Luckily, there is a way out of this mess! In fact, there are many ways, and they all involve uncovering, processing, and letting go of these subconscious traumas, thought patterns and toxicities that are keeping the body running the program you could call, 'I am not safe!' or 'This is not fair!' or any number of outdated and unhelpful taglines. It is not done by rehashing and talking endlessly about the issues and experiences that created these programs -- although there can be a time and place for that -- but through the body, where all of the patterns are stored...even the ones we don't remember.
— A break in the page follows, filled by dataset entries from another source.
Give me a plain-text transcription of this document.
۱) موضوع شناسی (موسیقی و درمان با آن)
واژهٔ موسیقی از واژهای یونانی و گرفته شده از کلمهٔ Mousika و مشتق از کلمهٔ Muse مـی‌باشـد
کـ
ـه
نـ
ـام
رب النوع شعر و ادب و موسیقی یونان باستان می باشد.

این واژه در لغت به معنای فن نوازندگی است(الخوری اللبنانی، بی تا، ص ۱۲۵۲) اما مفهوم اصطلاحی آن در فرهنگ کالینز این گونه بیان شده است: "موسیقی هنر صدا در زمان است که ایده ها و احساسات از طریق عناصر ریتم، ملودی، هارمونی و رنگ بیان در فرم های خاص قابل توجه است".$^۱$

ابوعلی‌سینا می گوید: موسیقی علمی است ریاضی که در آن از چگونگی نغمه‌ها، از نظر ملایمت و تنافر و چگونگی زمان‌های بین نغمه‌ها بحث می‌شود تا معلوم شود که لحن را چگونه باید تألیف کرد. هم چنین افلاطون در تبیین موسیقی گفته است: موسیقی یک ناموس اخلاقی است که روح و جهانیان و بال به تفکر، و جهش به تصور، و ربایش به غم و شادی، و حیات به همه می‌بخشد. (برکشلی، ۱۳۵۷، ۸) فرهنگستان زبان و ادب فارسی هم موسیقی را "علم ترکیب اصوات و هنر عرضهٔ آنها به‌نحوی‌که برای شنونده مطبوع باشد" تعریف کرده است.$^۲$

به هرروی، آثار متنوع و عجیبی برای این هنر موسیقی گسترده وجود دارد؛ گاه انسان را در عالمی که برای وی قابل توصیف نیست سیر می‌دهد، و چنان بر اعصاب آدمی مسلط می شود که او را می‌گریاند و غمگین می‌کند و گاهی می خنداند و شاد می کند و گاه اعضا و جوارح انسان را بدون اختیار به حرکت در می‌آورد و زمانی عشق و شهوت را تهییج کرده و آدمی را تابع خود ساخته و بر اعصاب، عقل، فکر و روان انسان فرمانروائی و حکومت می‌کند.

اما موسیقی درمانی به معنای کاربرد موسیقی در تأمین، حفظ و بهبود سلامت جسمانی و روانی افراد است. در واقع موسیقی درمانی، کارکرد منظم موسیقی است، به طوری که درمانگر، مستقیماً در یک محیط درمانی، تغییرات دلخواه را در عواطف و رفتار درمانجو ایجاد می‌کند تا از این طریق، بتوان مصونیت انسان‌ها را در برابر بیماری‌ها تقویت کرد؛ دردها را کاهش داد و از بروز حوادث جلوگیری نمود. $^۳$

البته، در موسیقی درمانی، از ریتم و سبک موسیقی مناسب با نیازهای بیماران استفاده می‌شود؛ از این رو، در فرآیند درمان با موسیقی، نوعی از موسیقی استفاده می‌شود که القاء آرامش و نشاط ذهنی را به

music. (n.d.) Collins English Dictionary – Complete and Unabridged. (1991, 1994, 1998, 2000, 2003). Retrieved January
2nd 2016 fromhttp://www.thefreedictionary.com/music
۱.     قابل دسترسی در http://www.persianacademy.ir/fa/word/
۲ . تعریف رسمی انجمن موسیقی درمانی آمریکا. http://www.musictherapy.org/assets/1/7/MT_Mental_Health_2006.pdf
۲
Certain meditations, forms of breath work, somatic release and even yoga, done with intention, can reveal and release on a bodily level things that we may have been holding for years.
BodyAwake Yoga, for example, anchors consciousness deep in the core of the body in order to bring attention to and energize areas that have been 'cut off' from the flow of life force, enabling the patterns that caused these imbalances to dissolve naturally, and healing to occur on many levels at once.
Similarly, work such as B.E.S.T. and T.E.P. almost surgically locate and identify subconscious patterns that are keeping the body in an unnecessary sympathetic state, remove them, and send new signals to the brain and body, through the nervous system, that it is safe to come out of stress and into the 'rest and digest' parasympathetic state of healing. Much of the time, there isn't even a need to remember and rehash; we simply correct the issue at the root level.
The Energy Codes and other tools, when practiced and applied to stressful circumstances in the present, help to keep new subconscious triggers from building up.
When we apply tools that work to repattern the subconscious mind, and take us out of emergency mode and into healing mode, everything else we do for our happiness, health and wellbeing becomes more enjoyable and effective. You can get that massage, enjoy that delicious and healthy meal with friends, play or exercise to your heart's content and have fun with all the wonderful toys and technologies available for our betterment, knowing that these positive inputs aren't butting up against a system unconsciously rejecting the new and positive in the name of safety and protection. You can become the self-healing, vibrant being you were meant to be.